The Monetary Authority of Macao (AMCM) issued a statement on Monday saying that all Macau ATMs without the KYC technology installed will be suspended from July 4th for anyone holding a UnionPay card issued from mainland China. The statement said relevant services will be resumed once the ATM has the KYC function installed.

“The AMCM has been requesting banks to speed up the implementation and is striving, in collaboration with each bank, to cover all ATMs in Macau including those inside casinos and in their surrounding areas by this year-end. The AMCM will follow up on the implementation closely to ensure the smooth operation of ATM cash withdrawals.”

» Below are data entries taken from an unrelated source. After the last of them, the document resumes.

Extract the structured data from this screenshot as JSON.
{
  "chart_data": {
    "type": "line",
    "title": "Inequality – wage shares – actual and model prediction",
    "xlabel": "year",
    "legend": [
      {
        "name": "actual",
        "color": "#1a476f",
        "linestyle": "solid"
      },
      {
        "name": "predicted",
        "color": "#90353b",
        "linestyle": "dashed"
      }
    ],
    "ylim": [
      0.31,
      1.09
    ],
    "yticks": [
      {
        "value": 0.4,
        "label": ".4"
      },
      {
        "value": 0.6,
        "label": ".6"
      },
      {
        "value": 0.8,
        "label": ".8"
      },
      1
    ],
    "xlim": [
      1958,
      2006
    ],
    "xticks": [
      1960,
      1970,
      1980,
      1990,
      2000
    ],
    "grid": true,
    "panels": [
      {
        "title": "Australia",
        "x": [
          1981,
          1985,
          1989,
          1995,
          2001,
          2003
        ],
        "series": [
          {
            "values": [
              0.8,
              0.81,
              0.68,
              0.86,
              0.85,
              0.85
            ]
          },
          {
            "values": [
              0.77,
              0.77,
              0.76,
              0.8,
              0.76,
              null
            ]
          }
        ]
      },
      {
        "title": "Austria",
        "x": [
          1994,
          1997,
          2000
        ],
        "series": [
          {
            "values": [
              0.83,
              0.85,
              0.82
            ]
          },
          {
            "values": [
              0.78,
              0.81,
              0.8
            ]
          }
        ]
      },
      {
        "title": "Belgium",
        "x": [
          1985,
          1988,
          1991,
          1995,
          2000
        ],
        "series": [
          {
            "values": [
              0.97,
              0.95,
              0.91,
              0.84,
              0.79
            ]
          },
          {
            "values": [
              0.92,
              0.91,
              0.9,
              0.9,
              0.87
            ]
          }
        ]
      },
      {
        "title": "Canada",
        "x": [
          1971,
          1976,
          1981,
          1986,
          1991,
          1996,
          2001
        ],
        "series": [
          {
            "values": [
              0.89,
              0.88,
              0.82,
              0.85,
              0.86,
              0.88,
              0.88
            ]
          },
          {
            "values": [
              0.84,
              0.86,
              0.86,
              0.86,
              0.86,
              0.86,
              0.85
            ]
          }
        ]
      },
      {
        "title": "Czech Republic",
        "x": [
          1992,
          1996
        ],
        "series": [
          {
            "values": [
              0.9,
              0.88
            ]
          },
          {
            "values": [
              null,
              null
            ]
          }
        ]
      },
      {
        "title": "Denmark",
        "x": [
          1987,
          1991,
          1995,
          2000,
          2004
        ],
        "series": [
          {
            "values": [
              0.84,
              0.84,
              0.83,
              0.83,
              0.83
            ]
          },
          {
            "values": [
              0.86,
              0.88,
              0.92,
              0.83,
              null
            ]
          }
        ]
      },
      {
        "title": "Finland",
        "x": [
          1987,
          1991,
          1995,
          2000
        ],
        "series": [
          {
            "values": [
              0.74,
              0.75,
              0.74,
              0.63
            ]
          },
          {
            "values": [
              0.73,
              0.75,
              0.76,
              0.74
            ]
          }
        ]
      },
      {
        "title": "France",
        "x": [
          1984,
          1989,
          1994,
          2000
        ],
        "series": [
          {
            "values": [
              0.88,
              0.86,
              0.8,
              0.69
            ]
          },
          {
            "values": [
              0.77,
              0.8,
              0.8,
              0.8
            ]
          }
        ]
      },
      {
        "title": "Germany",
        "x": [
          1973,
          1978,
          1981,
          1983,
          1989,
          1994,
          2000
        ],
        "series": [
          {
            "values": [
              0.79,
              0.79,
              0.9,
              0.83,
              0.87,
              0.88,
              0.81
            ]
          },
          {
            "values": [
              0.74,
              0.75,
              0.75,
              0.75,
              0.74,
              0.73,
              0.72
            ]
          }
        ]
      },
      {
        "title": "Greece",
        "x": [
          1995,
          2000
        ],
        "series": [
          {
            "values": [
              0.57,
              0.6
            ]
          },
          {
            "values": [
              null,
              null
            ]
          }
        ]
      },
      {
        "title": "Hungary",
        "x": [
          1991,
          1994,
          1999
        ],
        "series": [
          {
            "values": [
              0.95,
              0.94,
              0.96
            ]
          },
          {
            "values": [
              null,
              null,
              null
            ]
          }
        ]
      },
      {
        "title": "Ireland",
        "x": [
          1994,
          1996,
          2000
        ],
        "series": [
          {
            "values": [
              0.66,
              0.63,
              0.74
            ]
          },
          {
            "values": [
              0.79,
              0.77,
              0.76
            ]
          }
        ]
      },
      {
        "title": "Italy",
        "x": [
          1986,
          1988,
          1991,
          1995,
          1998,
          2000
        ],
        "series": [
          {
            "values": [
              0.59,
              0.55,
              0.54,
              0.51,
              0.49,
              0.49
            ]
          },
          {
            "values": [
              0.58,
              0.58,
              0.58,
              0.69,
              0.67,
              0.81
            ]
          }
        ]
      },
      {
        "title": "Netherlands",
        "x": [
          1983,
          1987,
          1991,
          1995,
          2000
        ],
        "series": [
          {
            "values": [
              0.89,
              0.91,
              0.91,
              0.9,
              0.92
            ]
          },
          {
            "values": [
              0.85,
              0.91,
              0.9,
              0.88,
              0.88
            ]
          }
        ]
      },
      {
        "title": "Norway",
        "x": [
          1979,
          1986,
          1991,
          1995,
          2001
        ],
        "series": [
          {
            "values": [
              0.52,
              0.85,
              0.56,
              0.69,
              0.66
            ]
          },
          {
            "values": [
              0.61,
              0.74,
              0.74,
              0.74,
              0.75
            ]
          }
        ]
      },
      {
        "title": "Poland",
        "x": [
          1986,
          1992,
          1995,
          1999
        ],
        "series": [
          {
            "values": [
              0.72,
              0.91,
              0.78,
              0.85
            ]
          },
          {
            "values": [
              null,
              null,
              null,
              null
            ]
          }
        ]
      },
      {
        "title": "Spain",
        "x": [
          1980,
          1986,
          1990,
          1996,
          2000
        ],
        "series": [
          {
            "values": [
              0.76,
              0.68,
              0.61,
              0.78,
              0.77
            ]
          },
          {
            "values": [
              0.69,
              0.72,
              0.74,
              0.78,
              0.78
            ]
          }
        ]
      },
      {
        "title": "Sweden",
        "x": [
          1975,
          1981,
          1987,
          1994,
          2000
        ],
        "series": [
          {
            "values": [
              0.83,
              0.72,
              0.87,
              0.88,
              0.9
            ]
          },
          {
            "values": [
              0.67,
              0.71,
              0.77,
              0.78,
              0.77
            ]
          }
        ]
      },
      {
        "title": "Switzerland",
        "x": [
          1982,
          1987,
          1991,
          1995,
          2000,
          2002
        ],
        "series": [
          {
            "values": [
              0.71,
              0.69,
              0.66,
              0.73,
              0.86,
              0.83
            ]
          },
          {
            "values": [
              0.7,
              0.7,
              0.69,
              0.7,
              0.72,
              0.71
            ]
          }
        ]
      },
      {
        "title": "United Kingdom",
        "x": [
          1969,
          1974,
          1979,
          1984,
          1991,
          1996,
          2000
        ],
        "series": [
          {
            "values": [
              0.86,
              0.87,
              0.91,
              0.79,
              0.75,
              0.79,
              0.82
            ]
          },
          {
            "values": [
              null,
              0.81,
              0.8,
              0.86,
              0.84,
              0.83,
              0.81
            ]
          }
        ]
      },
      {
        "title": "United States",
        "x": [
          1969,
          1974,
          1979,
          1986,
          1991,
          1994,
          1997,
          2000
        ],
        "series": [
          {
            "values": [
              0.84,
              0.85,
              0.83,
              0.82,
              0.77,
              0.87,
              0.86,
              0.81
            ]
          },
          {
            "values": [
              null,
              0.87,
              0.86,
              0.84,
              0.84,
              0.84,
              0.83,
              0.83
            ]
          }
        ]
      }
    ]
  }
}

The facial recognition technology is part of Macau’s crackdown on corruption, which aims to stop the battle against money laundering, financial crime and the funding of terrorist groups.

Casino revenue in Macau reportedly dropped sharply during the last week of June after the region had been showing positive signs of increased profits, which has led some to believe is due to the introduction of the facial recognition technology.

Grant Govertsen, an analyst at Union Gaming Securities Asia told GGRAsia he believed the KYC software is not aimed directly at casino customers.

Mr Govertsen said, “We believe they are an addition to ongoing capital flight controls from mainland China, which will have the largest impact on those who come to Macau for the purpose of withdrawing and then holding Hong Kong dollars from their renminbi-denominated mainland bank accounts.”

Earlier this year, it was reported more than HK$10 billion was being withdrawn from Macau’s ATMs each month and that special measures would need to be put in place to ensure the machines never run out of bank notes. Despite introducing a limit to all cash withdrawals per transaction, users have been bypassing these restrictions by making withdrawals using multiple bank cards, or having friends and relatives withdraw money on their behalf. The facial recognition aims to help curb this kind of behaviour.

Hong Kong could be next to implement the Know-Your-Customer technology, taking inspiration from Macau to tighten the integrity of the city’s financial institutions amid Beijing’s corruption crackdown.

In a statement released last week, the Hong Kong Monetary Authority said, “In our ongoing efforts to enhance the overall security of the banking system, we would explore the feasibility, robustness, costs and benefits of different technologies including, facial recognition, amongst other forms of biometrical authentications. This also includes the technologies being employed by other jurisdictions.”